Drible dado, cheguei finalmente ao calçadão. Não demorei pra perceber uma nova categoria de citadinos, os rinocidadãos — senhores acima de 45 anos com narizes à flor do rosto, brotando pra fora das máscaras. Boa parte deles concentrava-se na conhecida Boca Maldita. Ou Nariz Maldito, dado o cenário. Creio acharem belas suas fossas nasais. Pra mim, isso não cheira bem. Melhor seria denominá-los rinoplanistas ou narinoplanistas.

Em seguida, topei com um homem estátua. Ou melhor, com o surfista prateado, imóvel. Nada mais adequado. O herói solitário, isoladaço, viajante das galáxias. Achei uma boa escolha. Pinguei dois reais na caixinha prateada dele. Ele se mexeu e me devolveu um papelzinho com um versículo bíblico. Não li e lastimei que até ele, o herói intergaláctico, tenha sucumbido à pregação cristã. Bom isso não é. Nem bonito. Seria barato?

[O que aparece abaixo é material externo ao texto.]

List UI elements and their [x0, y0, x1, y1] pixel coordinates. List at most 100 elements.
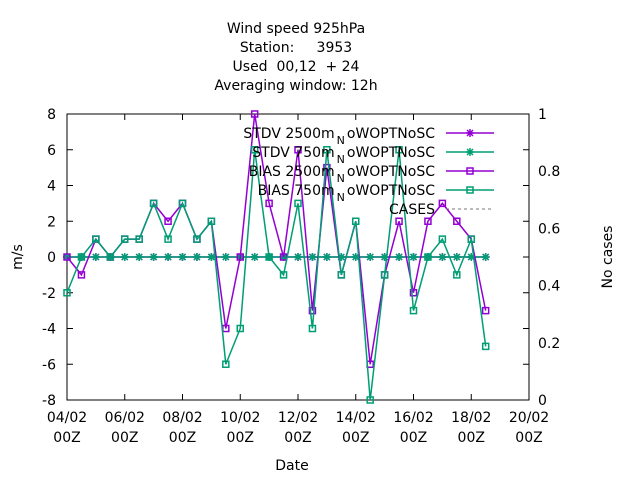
data-point	[164, 253, 173, 261]
x-tick-label-hour: 00Z	[342, 430, 369, 446]
x-tick-label-hour: 00Z	[53, 430, 80, 446]
data-point	[337, 253, 346, 261]
data-point	[424, 217, 432, 225]
data-point	[380, 253, 389, 261]
x-tick-label-date: 10/02	[220, 410, 260, 426]
data-point	[149, 199, 158, 208]
x-tick-label-hour: 00Z	[227, 430, 254, 446]
data-point	[192, 253, 201, 261]
data-point	[308, 306, 317, 315]
data-point	[395, 217, 403, 225]
y2-tick-label: 0.8	[538, 164, 560, 180]
y2-axis-label: No cases	[600, 226, 616, 289]
data-point	[279, 271, 288, 279]
y-tick-label: -6	[42, 357, 56, 373]
data-point	[467, 235, 475, 243]
data-point	[193, 235, 201, 243]
chart-title: Wind speed 925hPa Station: 3953 Used 00,12…	[214, 21, 377, 94]
data-point	[222, 360, 230, 368]
legend-marker	[466, 129, 474, 137]
x-tick-label-date: 04/02	[47, 410, 87, 426]
x-tick-label-date: 20/02	[509, 410, 549, 426]
data-point	[178, 253, 187, 261]
x-tick-label-date: 16/02	[393, 410, 433, 426]
y2-axis: 0 0.2 0.4 0.6 0.8 1	[538, 107, 560, 409]
x-tick-label-hour: 00Z	[400, 430, 427, 446]
data-point	[453, 271, 461, 279]
series-group	[63, 110, 490, 404]
data-point	[250, 146, 259, 154]
data-point	[438, 199, 447, 208]
data-point	[250, 110, 259, 118]
data-point	[352, 217, 360, 225]
data-point	[207, 217, 216, 225]
data-point	[366, 253, 375, 261]
y-tick-label: -8	[42, 393, 56, 409]
data-point	[409, 289, 418, 297]
data-point	[424, 253, 432, 261]
data-point	[221, 253, 230, 261]
data-point	[149, 253, 158, 261]
y2-tick-label: 0.4	[538, 279, 560, 295]
legend-marker	[466, 148, 474, 156]
y-axis: -8 -6 -4 -2 0 2 4 6 8	[42, 107, 529, 409]
data-point	[135, 235, 143, 243]
x-tick-label-date: 06/02	[105, 410, 145, 426]
title-line: Averaging window: 12h	[214, 78, 377, 94]
data-point	[322, 253, 331, 261]
data-point	[323, 146, 331, 154]
data-point	[164, 217, 172, 225]
data-point	[409, 253, 418, 261]
x-tick-label-date: 18/02	[451, 410, 491, 426]
data-point	[265, 199, 273, 208]
legend-entry: CASES	[389, 202, 494, 218]
data-point	[92, 235, 100, 243]
data-point	[438, 253, 447, 261]
data-point	[453, 217, 461, 225]
legend-marker	[466, 186, 474, 194]
data-point	[91, 253, 100, 261]
data-point	[77, 253, 86, 261]
data-point	[438, 235, 447, 243]
x-axis-label: Date	[275, 458, 308, 474]
data-point	[395, 253, 404, 261]
data-point	[452, 253, 461, 261]
x-tick-label-hour: 00Z	[284, 430, 311, 446]
y2-tick-label: 0.6	[538, 221, 560, 237]
data-point	[351, 253, 360, 261]
y-tick-label: 0	[47, 250, 56, 266]
data-point	[236, 253, 244, 261]
data-point	[467, 253, 476, 261]
data-point	[294, 199, 302, 208]
data-point	[308, 324, 317, 333]
data-point	[308, 253, 317, 261]
data-point	[207, 253, 216, 261]
data-point	[164, 235, 172, 243]
data-point	[250, 253, 259, 261]
x-tick-label-hour: 00Z	[458, 430, 485, 446]
y-tick-label: 8	[47, 107, 56, 123]
y2-tick-label: 0.2	[538, 336, 560, 352]
data-point	[178, 199, 187, 208]
data-point	[380, 271, 389, 279]
data-point	[395, 146, 403, 154]
data-point	[294, 253, 302, 261]
y-tick-label: 4	[47, 179, 56, 195]
x-tick-label-date: 12/02	[278, 410, 318, 426]
x-tick-label-hour: 00Z	[169, 430, 196, 446]
data-point	[481, 342, 490, 351]
data-point	[323, 163, 331, 172]
data-point	[236, 324, 244, 333]
data-point	[481, 306, 490, 315]
legend-label: CASES	[389, 202, 435, 218]
x-axis: 04/02 00Z 06/02 00Z 08/02 00Z 10/02 00Z 12/02 00Z…	[47, 114, 549, 446]
title-line: Used 00,12 + 24	[233, 59, 360, 75]
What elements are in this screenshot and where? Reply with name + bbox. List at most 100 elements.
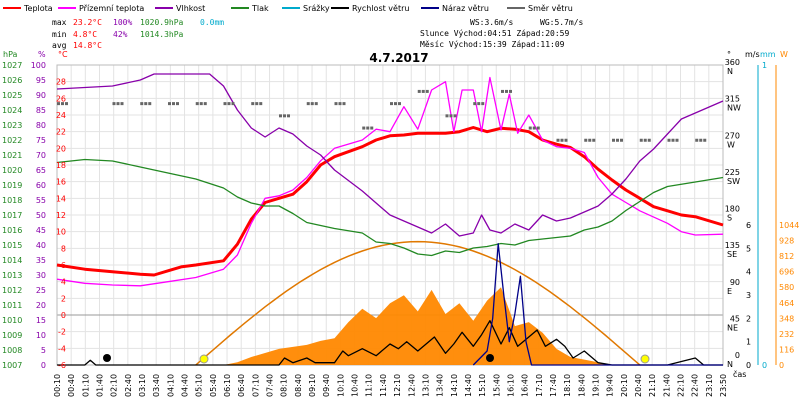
wind-direction-marker [140,102,144,106]
direction-tick-compass: N [727,67,733,76]
pressure-tick-label: 1016 [2,226,22,235]
radiation-tick-label: 928 [779,237,794,246]
wind-direction-marker [370,126,374,130]
direction-tick-compass: NE [727,323,738,332]
wind-direction-marker [199,102,203,106]
moon-set-icon [103,354,111,362]
wind-direction-marker [481,102,485,106]
wind-tick-label: 6 [746,221,751,230]
direction-tick-compass: SE [727,250,737,259]
direction-tick-label: 360 [725,58,740,67]
x-tick-label: 15:10 [478,374,487,397]
wind-direction-marker [342,102,346,106]
radiation-tick-label: 232 [779,330,794,339]
temperature-tick-label: 16 [56,178,66,187]
x-tick-label: 15:40 [492,374,501,397]
wind-direction-marker [172,102,175,106]
wind-direction-marker [338,102,342,106]
wind-direction-marker [421,89,425,93]
x-tick-label: 04:10 [166,374,175,397]
wind-direction-marker [501,89,504,93]
temperature-tick-label: -4 [58,344,66,353]
humidity-tick-label: 95 [36,76,46,85]
temperature-tick-label: -2 [58,328,66,337]
stats-min-pres: 1014.3hPa [140,30,184,39]
direction-tick-label: 0 [735,351,740,360]
temperature-tick-label: 14 [56,194,66,203]
wind-direction-marker [116,102,120,106]
wind-direction-marker [112,102,116,106]
wind-tick-label: 5 [746,244,751,253]
radiation-axis-label: W [780,50,788,59]
series-tlak [56,158,724,257]
wind-direction-marker [536,126,540,130]
wind-direction-marker [57,102,60,106]
series-lines [56,73,724,366]
stats-max-rain: 0.0mm [200,18,224,27]
direction-tick-compass: NW [727,104,741,113]
wind-direction-marker [588,138,592,142]
wind-direction-marker [647,138,651,142]
legend-label: Přízemní teplota [79,4,144,13]
pressure-tick-label: 1018 [2,196,22,205]
x-tick-label: 20:10 [620,374,629,397]
wind-tick-label: 3 [746,291,751,300]
series-n-raz-v-tru [472,243,723,366]
direction-tick-label: 315 [725,95,740,104]
radiation-series [57,240,723,366]
wind-direction-marker [425,89,429,93]
rain-axis-label: mm [760,50,776,59]
wind-direction-marker [473,102,477,106]
humidity-tick-label: 45 [36,226,46,235]
wind-direction-marker [564,138,568,142]
wind-direction-marker [120,102,124,106]
x-tick-label: 11:40 [379,374,388,397]
stats-avg-temp: 14.8°C [73,41,102,50]
temperature-tick-label: 6 [61,261,66,270]
wind-direction-marker [671,138,675,142]
wind-direction-marker [643,138,647,142]
sunrise-icon [199,354,209,364]
pressure-tick-label: 1021 [2,151,22,160]
x-tick-label: 09:10 [308,374,317,397]
radiation-tick-label: 116 [779,345,794,354]
x-tick-label: 22:40 [691,374,700,397]
x-tick-label: 02:10 [110,374,119,397]
info-ws: WS:3.6m/s [470,18,514,27]
info-moon: Měsíc Východ:15:39 Západ:11:09 [420,40,565,49]
direction-tick-label: 90 [730,278,740,287]
humidity-tick-label: 20 [36,301,46,310]
pressure-tick-label: 1010 [2,316,22,325]
humidity-tick-label: 40 [36,241,46,250]
pressure-tick-label: 1014 [2,256,22,265]
wind-direction-marker [390,102,393,106]
wind-direction-marker [667,138,671,142]
temperature-tick-label: 12 [56,211,66,220]
direction-tick-compass: W [727,140,735,149]
wind-tick-label: 2 [746,314,751,323]
humidity-tick-label: 65 [36,166,46,175]
x-tick-label: 16:40 [521,374,530,397]
temperature-axis-label: °C [58,50,68,59]
stats-max-pres: 1020.9hPa [140,18,184,27]
series-vlhkost [56,73,724,237]
info-sun: Slunce Východ:04:51 Západ:20:59 [420,29,569,38]
pressure-tick-label: 1012 [2,286,22,295]
info-block: WS:3.6m/s WG:5.7m/s Slunce Východ:04:51 … [420,18,584,49]
wind-direction-marker [394,102,397,106]
wind-tick-label: 1 [746,338,751,347]
x-tick-label: 11:10 [365,374,374,397]
stats-min-hum: 42% [113,30,128,39]
wind-direction-marker [584,138,588,142]
legend-label: Teplota [23,4,53,13]
temperature-tick-label: 26 [56,94,66,103]
axes: hPa1007100810091010101110121013101410151… [2,50,799,397]
radiation-tick-label: 464 [779,299,794,308]
pressure-tick-label: 1020 [2,166,22,175]
legend-label: Srážky [303,4,330,13]
wind-direction-marker [314,102,318,106]
x-tick-label: 08:40 [294,374,303,397]
pressure-tick-label: 1023 [2,121,22,130]
humidity-tick-label: 100 [31,61,46,70]
direction-tick-label: 45 [730,314,740,323]
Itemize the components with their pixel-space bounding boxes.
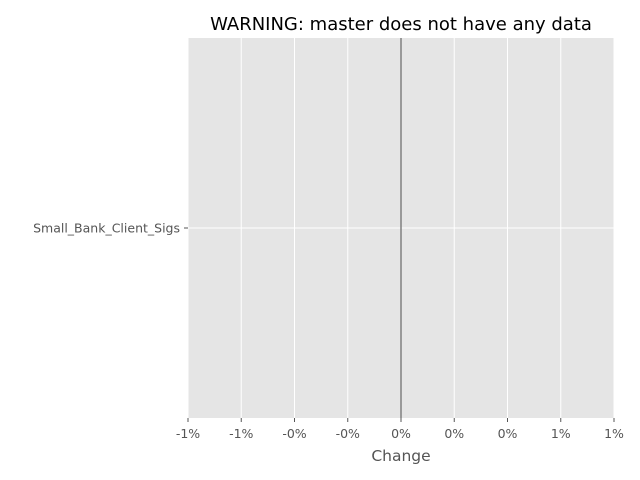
chart-title: WARNING: master does not have any data [210,14,592,35]
x-tick-label: 0% [391,426,411,441]
x-tick-label: -0% [336,426,360,441]
x-tick-label: -1% [229,426,253,441]
x-tick-label: 1% [551,426,571,441]
x-axis-label: Change [371,447,430,465]
x-axis-ticks: -1% -1% -0% -0% 0% 0% 0% 1% 1% [176,418,624,441]
x-tick-label: -1% [176,426,200,441]
x-tick-label: 0% [444,426,464,441]
y-axis-ticks: Small_Bank_Client_Sigs [33,221,188,236]
x-tick-label: 0% [498,426,518,441]
y-tick-label: Small_Bank_Client_Sigs [33,221,180,236]
x-tick-label: -0% [282,426,306,441]
x-tick-label: 1% [604,426,624,441]
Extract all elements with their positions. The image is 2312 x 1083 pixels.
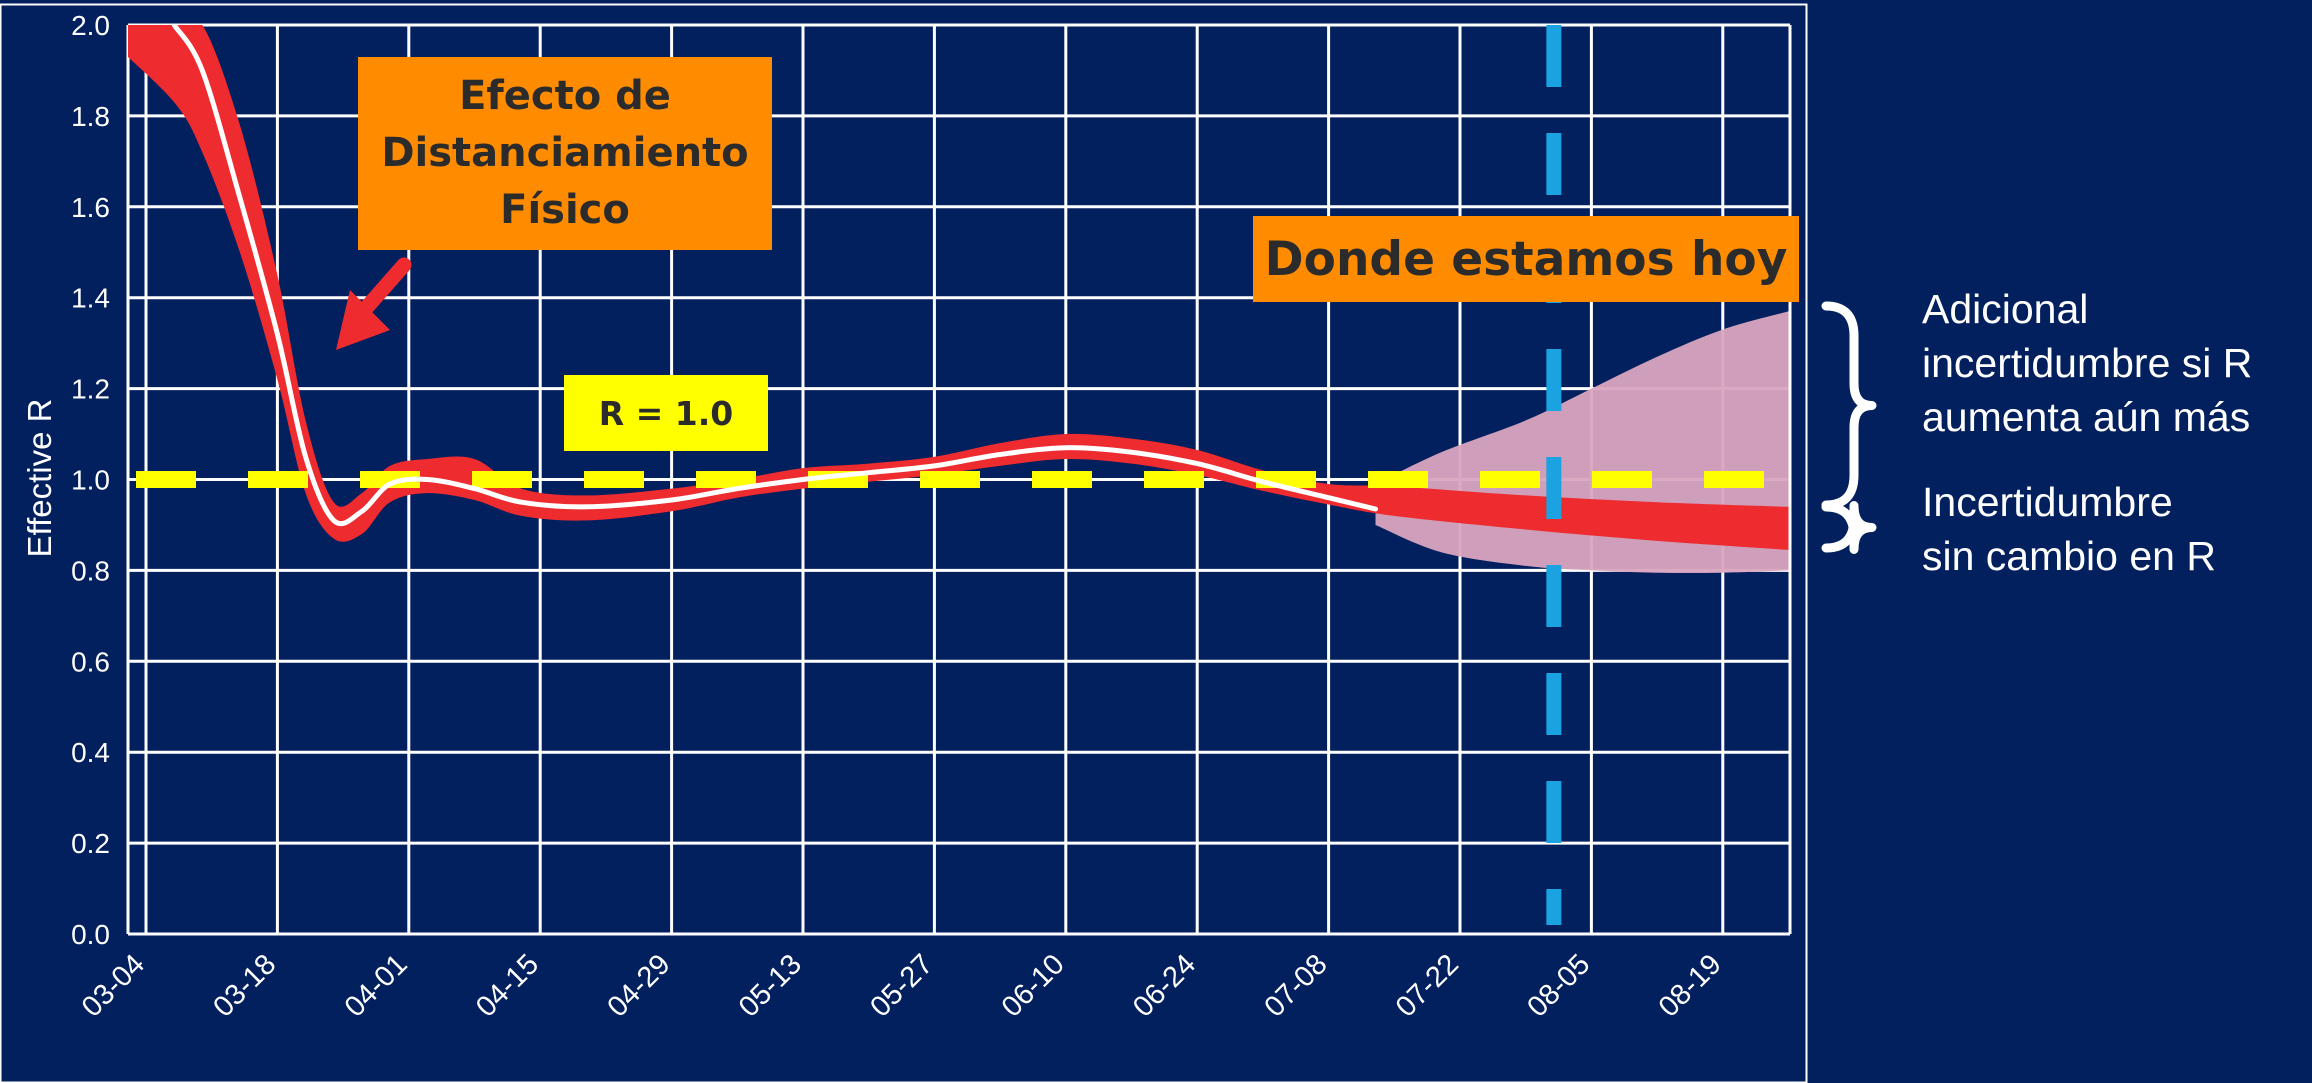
y-tick-label: 1.6 <box>71 192 110 223</box>
plot-series-group <box>128 25 1790 573</box>
x-tick-label: 07-08 <box>1258 948 1333 1023</box>
x-tick-label: 06-24 <box>1127 948 1202 1023</box>
additional-uncertainty-note: Adicional incertidumbre si R aumenta aún… <box>1922 286 2253 440</box>
brace-no-change-uncertainty <box>1821 501 1877 554</box>
x-tick-label: 05-13 <box>733 948 808 1023</box>
y-tick-label: 0.8 <box>71 555 110 586</box>
today-callout: Donde estamos hoy <box>1253 216 1799 302</box>
x-tick-label: 04-01 <box>339 948 414 1023</box>
x-tick-label: 03-04 <box>76 948 151 1023</box>
y-tick-label: 1.4 <box>71 283 110 314</box>
x-tick-label: 03-18 <box>207 948 282 1023</box>
no-change-uncertainty-note: Incertidumbre sin cambio en R <box>1922 479 2216 579</box>
y-tick-label: 0.4 <box>71 737 110 768</box>
y-tick-label: 0.0 <box>71 919 110 950</box>
y-tick-label: 2.0 <box>71 10 110 41</box>
r-equals-one-label: R = 1.0 <box>564 375 768 451</box>
x-tick-label: 06-10 <box>996 948 1071 1023</box>
distancing-effect-callout: Efecto de Distanciamiento Físico <box>358 57 772 250</box>
x-tick-label: 05-27 <box>864 948 939 1023</box>
x-tick-label: 08-19 <box>1653 948 1728 1023</box>
y-tick-label: 1.8 <box>71 101 110 132</box>
brace-additional-uncertainty <box>1821 301 1877 510</box>
arrow-head <box>336 290 390 350</box>
estimate-line <box>171 25 1378 527</box>
y-tick-label: 1.2 <box>71 374 110 405</box>
x-tick-label: 08-05 <box>1521 948 1596 1023</box>
y-tick-label: 0.2 <box>71 828 110 859</box>
y-tick-label: 0.6 <box>71 646 110 677</box>
y-axis-title: Effective R <box>21 398 58 558</box>
x-tick-label: 07-22 <box>1390 948 1465 1023</box>
x-tick-label: 04-29 <box>601 948 676 1023</box>
x-tick-label: 04-15 <box>470 948 545 1023</box>
y-tick-label: 1.0 <box>71 465 110 496</box>
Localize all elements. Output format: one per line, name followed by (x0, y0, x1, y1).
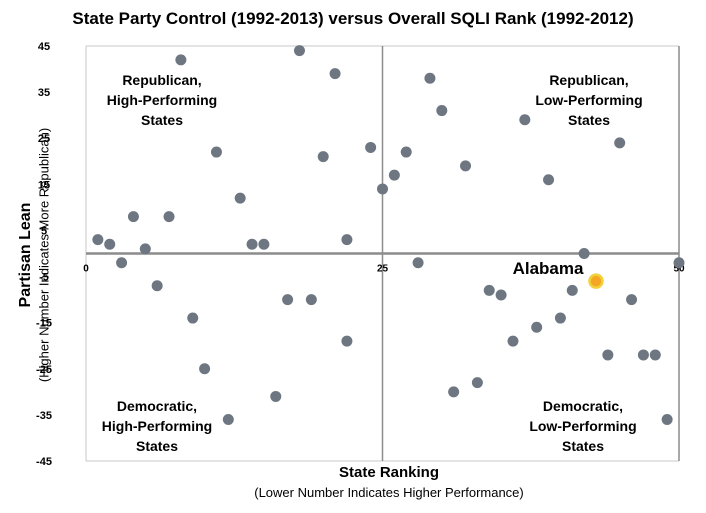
data-point (554, 312, 566, 324)
quadrant-label-republican-low: Republican, Low-Performing States (535, 72, 643, 128)
data-point (495, 289, 507, 301)
x-axis-sublabel: (Lower Number Indicates Higher Performan… (254, 485, 524, 500)
x-tick-label: 25 (377, 264, 389, 275)
data-point (317, 151, 329, 163)
data-point (187, 312, 199, 324)
data-point (400, 146, 412, 158)
data-point (341, 335, 353, 347)
data-point (151, 280, 163, 292)
data-point (365, 141, 377, 153)
data-point (483, 284, 495, 296)
data-point (270, 390, 282, 402)
quadrant-label-republican-high: Republican, High-Performing States (106, 72, 218, 128)
data-point (163, 211, 175, 223)
data-point (424, 72, 436, 84)
data-point (258, 238, 270, 250)
data-point (127, 211, 139, 223)
data-points (92, 45, 685, 425)
data-point (377, 183, 388, 195)
data-point (614, 137, 626, 149)
data-point (637, 349, 649, 361)
data-point (175, 54, 187, 66)
data-point (222, 414, 234, 425)
y-tick-label: -15 (36, 318, 52, 330)
highlight-point-alabama (588, 273, 604, 289)
data-point (92, 234, 104, 246)
data-point (507, 335, 519, 347)
data-point (673, 257, 685, 269)
data-point (460, 160, 472, 172)
data-point (293, 45, 305, 57)
quadrant-label-democratic-low: Democratic, Low-Performing States (529, 398, 637, 454)
y-tick-label: -45 (36, 456, 52, 468)
y-tick-label: -35 (36, 410, 52, 422)
chart-title: State Party Control (1992-2013) versus O… (72, 9, 634, 28)
data-point (661, 414, 673, 425)
data-point (199, 363, 211, 375)
data-point (566, 284, 578, 296)
tick-labels: 45 35 25 15 5 -5 -15 -25 -35 -45 0 25 50 (36, 41, 685, 468)
data-point (471, 377, 483, 389)
data-point (305, 294, 317, 306)
data-point (282, 294, 294, 306)
data-point (341, 234, 353, 246)
data-point (436, 105, 448, 117)
x-tick-label: 0 (83, 264, 89, 275)
data-point (448, 386, 460, 398)
y-tick-label: 5 (41, 225, 47, 237)
data-point (116, 257, 128, 269)
data-point (329, 68, 341, 80)
data-point (602, 349, 614, 361)
data-point (210, 146, 222, 158)
grid (85, 45, 680, 462)
y-tick-label: -25 (36, 364, 52, 376)
y-tick-label: -5 (39, 272, 49, 284)
x-axis-label: State Ranking (338, 464, 440, 481)
y-tick-label: 45 (38, 41, 50, 53)
data-point (626, 294, 638, 306)
y-tick-label: 35 (38, 87, 50, 99)
quadrant-label-democratic-high: Democratic, High-Performing States (101, 398, 213, 454)
data-point (412, 257, 424, 269)
data-point (578, 248, 590, 259)
y-tick-label: 15 (38, 179, 50, 191)
data-point (139, 243, 151, 255)
data-point (649, 349, 661, 361)
data-point (234, 192, 246, 204)
data-point (531, 321, 543, 333)
x-tick-label: 50 (673, 264, 685, 275)
y-tick-label: 25 (38, 133, 50, 145)
data-point (104, 238, 116, 250)
alabama-callout: Alabama (512, 259, 584, 278)
data-point (246, 238, 258, 250)
data-point (519, 114, 531, 126)
data-point (388, 169, 400, 181)
data-point (543, 174, 555, 186)
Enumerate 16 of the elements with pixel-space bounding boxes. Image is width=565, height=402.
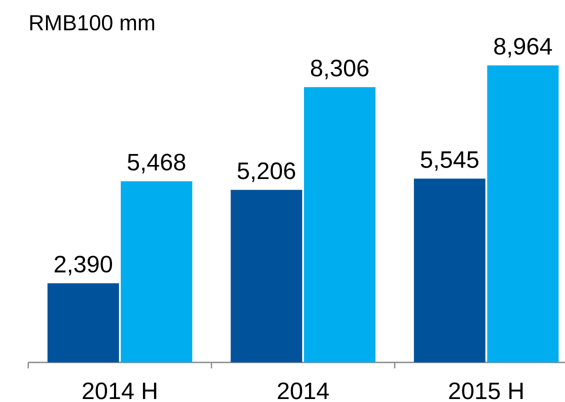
data-label: 5,468 xyxy=(128,154,186,174)
bar xyxy=(487,65,559,362)
x-tick-label: 2014 H xyxy=(82,382,156,400)
bar xyxy=(120,181,192,362)
data-label: 8,964 xyxy=(494,38,552,58)
data-label: 5,206 xyxy=(238,162,296,182)
data-label: 5,545 xyxy=(420,151,478,171)
data-label: 8,306 xyxy=(311,60,368,80)
bar xyxy=(414,178,486,362)
x-tick-label: 2014 xyxy=(278,382,329,400)
bar xyxy=(48,283,119,362)
bar xyxy=(230,190,302,362)
data-label: 2,390 xyxy=(54,256,112,276)
bar xyxy=(304,87,376,362)
y-axis-title: RMB100 mm xyxy=(30,14,154,30)
x-tick-label: 2015 H xyxy=(449,382,523,400)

Trajeto da Ébano Pereira para o Calçadão da XV, conhecido também como rua das Flores /Google maps

Mas o jazz dos músicos no quarteirão seguinte me recolocou no mundo em que me entendo e minhas pernas soltaram-se e vararam o calçadão até a Monsenhor Celso. Os guaranis que costumam ficar nesta esquina com seus cestos e balaios coloridos não estavam por ali. Desanimei. Subtraí de novo o bom, bonito e barato. Virei a esquerda em direção à praça Tiradentes, e deixei-me levar até o carro. No caminho, havia uma fileira de moradores de rua sentados próximos à catedral e à Caixa Econômica Federal.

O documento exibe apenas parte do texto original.